Maxswe wrote:
A store sells two types of birdfeeder: Alphas and Bravos. Alphas feed one bird at a time, whereas Bravos feed two birds at a time. The total number of birds that can be fed at one time by birdfeeders sold last month is 50. What is the total revenue generated by birdfeeders sold last month?
(1) Last month, the price of each Alpha was $15, and the price of each Bravo was $30.
(2) 40 Alphas were sold last month.
Official Explanation:From the words in the question stem,
Extract the Equation. The problem indicates that Alphas can feed one bird at a time and
Bravos two. The problem also indicates that last month 50 birds could be fed at a time, so you have this:
Total number of birds fed = \(A + 2B = 50\), where A and B represent the number of birdfeeders of each type that have been sold.
To calculate the revenue, it seems you will need the prices of the birdfeeders and the number of birdfeeders, A and B.
(1) SUFFICIENT: Again Extract the Equation from the wording of the question:
Total revenue = \($15A + $30B = $15(A + 2B)\)
It turns out that you don't need to know A and B individually, since the question stem equation indicated that \(A + 2B = 50\).
Therefore total revenue equals \($15(A + 2B) = $15(50) = $750\).
It's true that there are many possible values of A and B that satisfy the condition that \(A + 2B = 50\).
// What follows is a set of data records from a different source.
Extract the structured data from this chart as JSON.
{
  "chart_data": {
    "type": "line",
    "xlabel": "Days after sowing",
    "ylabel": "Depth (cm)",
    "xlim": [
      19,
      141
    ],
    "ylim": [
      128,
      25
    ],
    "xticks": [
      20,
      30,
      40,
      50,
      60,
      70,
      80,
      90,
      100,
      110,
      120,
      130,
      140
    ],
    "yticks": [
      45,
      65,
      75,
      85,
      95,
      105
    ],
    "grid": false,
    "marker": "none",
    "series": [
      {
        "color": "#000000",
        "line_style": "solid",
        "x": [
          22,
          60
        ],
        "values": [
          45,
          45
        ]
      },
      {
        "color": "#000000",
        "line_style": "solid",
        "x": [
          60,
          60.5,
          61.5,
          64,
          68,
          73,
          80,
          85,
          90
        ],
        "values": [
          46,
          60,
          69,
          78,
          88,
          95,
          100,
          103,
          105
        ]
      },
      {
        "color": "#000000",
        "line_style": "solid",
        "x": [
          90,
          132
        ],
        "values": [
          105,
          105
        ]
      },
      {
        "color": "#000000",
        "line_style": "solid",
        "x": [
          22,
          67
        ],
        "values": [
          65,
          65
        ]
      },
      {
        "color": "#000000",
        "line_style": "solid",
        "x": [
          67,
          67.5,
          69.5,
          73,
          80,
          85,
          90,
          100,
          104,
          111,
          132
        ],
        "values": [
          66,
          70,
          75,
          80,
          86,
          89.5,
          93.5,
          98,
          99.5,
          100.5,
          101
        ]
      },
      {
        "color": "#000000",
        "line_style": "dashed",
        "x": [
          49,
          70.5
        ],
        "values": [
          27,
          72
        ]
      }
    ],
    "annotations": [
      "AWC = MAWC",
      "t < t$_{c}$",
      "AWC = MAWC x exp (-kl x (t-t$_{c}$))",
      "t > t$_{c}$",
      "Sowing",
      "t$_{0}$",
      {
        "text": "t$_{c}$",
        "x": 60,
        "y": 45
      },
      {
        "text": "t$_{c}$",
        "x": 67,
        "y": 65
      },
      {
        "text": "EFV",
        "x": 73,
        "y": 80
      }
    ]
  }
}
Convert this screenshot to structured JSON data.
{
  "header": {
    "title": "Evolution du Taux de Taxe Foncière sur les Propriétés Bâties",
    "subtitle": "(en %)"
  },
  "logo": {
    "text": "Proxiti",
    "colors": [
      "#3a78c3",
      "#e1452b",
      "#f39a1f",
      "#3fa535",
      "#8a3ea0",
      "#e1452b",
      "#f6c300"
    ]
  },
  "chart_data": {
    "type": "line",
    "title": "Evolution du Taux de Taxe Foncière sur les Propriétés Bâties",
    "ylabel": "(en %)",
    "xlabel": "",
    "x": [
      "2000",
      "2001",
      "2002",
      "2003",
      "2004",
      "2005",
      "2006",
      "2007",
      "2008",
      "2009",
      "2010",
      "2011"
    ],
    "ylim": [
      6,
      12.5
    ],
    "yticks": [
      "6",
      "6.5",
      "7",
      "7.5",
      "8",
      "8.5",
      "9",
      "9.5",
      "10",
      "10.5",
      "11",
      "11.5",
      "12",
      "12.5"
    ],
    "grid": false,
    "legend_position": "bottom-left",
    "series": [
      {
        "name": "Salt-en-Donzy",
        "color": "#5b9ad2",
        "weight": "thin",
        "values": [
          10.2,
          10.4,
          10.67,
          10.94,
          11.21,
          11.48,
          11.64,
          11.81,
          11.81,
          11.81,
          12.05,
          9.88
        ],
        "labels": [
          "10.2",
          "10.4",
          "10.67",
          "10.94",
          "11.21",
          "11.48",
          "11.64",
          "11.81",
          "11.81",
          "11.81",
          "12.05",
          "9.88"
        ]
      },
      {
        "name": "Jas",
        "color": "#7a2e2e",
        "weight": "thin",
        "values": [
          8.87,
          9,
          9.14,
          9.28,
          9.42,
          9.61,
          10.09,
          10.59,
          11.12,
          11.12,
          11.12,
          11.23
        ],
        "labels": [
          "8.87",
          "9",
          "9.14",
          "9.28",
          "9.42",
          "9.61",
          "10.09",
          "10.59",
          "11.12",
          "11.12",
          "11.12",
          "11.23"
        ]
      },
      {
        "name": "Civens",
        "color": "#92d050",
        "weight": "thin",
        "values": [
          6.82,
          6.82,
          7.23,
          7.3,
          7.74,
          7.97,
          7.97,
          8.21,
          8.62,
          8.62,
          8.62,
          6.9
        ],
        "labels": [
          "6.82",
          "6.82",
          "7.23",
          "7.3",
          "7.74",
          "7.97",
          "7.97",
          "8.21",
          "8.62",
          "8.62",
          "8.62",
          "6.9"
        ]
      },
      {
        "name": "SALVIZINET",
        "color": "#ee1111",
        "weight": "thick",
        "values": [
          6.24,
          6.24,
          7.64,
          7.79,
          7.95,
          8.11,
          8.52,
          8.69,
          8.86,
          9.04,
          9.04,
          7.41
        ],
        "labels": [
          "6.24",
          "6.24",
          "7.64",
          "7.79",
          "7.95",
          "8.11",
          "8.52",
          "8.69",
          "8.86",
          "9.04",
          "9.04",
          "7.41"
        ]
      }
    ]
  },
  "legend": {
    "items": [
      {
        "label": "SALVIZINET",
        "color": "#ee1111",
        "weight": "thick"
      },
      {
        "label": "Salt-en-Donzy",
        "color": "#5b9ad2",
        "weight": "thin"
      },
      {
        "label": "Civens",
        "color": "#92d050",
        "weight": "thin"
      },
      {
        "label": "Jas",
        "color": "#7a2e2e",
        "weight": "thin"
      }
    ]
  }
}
However, mathematically
every possible combination that satisfies this equation would lead to the same revenue of $750. The number of each type of
birdfeeder sold is irrelevant. In this sense, Extract the Equation can be similar to the Compute to Completion strategy,
because once the equation has been extracted, you may find that the multiple possibilities for the variables might converge to a
single answer to the specific question that's been asked.
(2) INSUFFICIENT: If there were 40 Alphas sold, there were 5 Bravos sold. But you still don't know the prices, so you can't
compute revenue.
The correct answer is
(A)